Book Title: The Four Profound Weaves
Author: R.B. Lemberg
Goodreads Link: Click here
Release Date: 9/1/20
Disclaimer: I received this book free from Netgalley in exchange for an honest review.
Wind: To match one’s body with one’s heart
Sand: To take the bearer where they wish
Song: In praise of the goddess Bird
Bone: To move unheard in the night
The Surun’ do not speak of the master weaver, Benesret, who creates the cloth of bone for assassins in the Great Burri Desert. But Uiziya now seeks her aunt Benesret in order to learn the final weave, although the price for knowledge may be far too dear to pay.
Among the Khana, women travel in caravans to trade, while men remain in the inner quarter as scholars. A nameless man struggles to embody Khana masculinity, after many years of performing the life of a woman, trader, wife, and grandmother.
As the past catches up to the nameless man, he must choose between the life he dreamed of and Uiziya, must discover how to challenge a tyrant, and weave from deaths that matter. – Goodreads
This book is one of a kind. The writing is fascinating, atmospheric, drenched in culture and personality. It feels completely immersive. The writing is utterly beautiful, and the characters are very memorable.

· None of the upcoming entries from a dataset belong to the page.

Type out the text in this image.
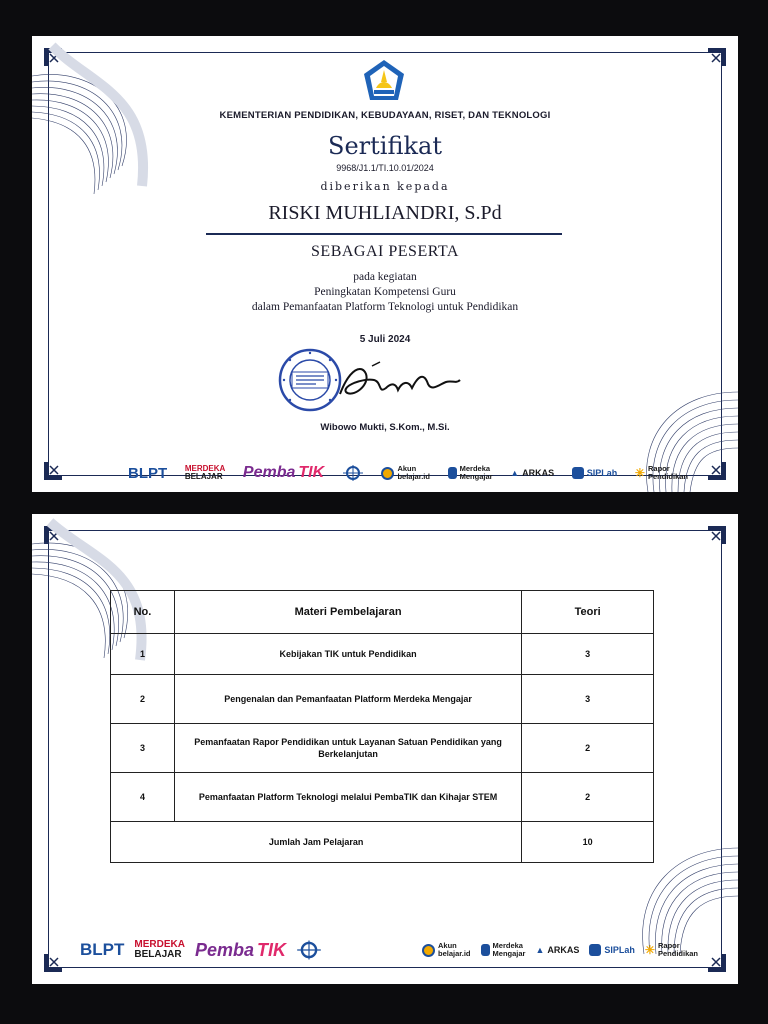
KEMENTERIAN PENDIDIKAN, KEBUDAYAAN, RISET, DAN TEKNOLOGI
Sertifikat
9968/J1.1/TI.10.01/2024
diberikan kepada
RISKI MUHLIANDRI, S.Pd
SEBAGAI PESERTA
pada kegiatan
Peningkatan Kompetensi Guru
dalam Pemanfaatan Platform Teknologi untuk Pendidikan
5 Juli 2024
Wibowo Mukti, S.Kom., M.Si.
BLPT MERDEKA
BELAJAR Pemba TIK	Akun
belajar.id
Merdeka
Mengajar ▲ ARKAS	SIPLah ✳ Rapor
Pendidikan
No.	Materi Pembelajaran	Teori
1	Kebijakan TIK untuk Pendidikan	3
2	Pengenalan dan Pemanfaatan Platform Merdeka Mengajar	3
3	Pemanfaatan Rapor Pendidikan untuk Layanan Satuan Pendidikan yang Berkelanjutan	2
4	Pemanfaatan Platform Teknologi melalui PembaTIK dan Kihajar STEM	2
Jumlah Jam Pelajaran		10
BLPT MERDEKA
BELAJAR Pemba TIK	Akun
belajar.id
Merdeka
Mengajar ▲ ARKAS	SIPLah ✳ Rapor
Pendidikan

At the moment I am writing this review we are in the middle of yet another needless controversy surrounding J.K. Rowling, and her inability (or actually unwillingness) to understand Trans people and the hardships that they have to endure. Well screw her. This book reminds me of the need to lift up other voices that will serve the Trans community well, and discard the dross of she who must not be named.
We(I) need to pay more attention to artists like R..B. Lemberg who writes about a dazzling group of people with a spectrum of gender identities and sexuality with compassion and appreciation. They, (meaning the author, I am not sure of the correct pronouns) are insightful and understand marginalized people. Particularly in this book, the lives of Trans people. As said in the book, “It is only in stories that change is easily found”, reflects on the fact that change is a process, that is often painful but can bring joy.
I enjoyed this short book (only 192 pages) and feel that I need to read it again in order to really grasp the things the author was trying to convey. I hope you will like it to.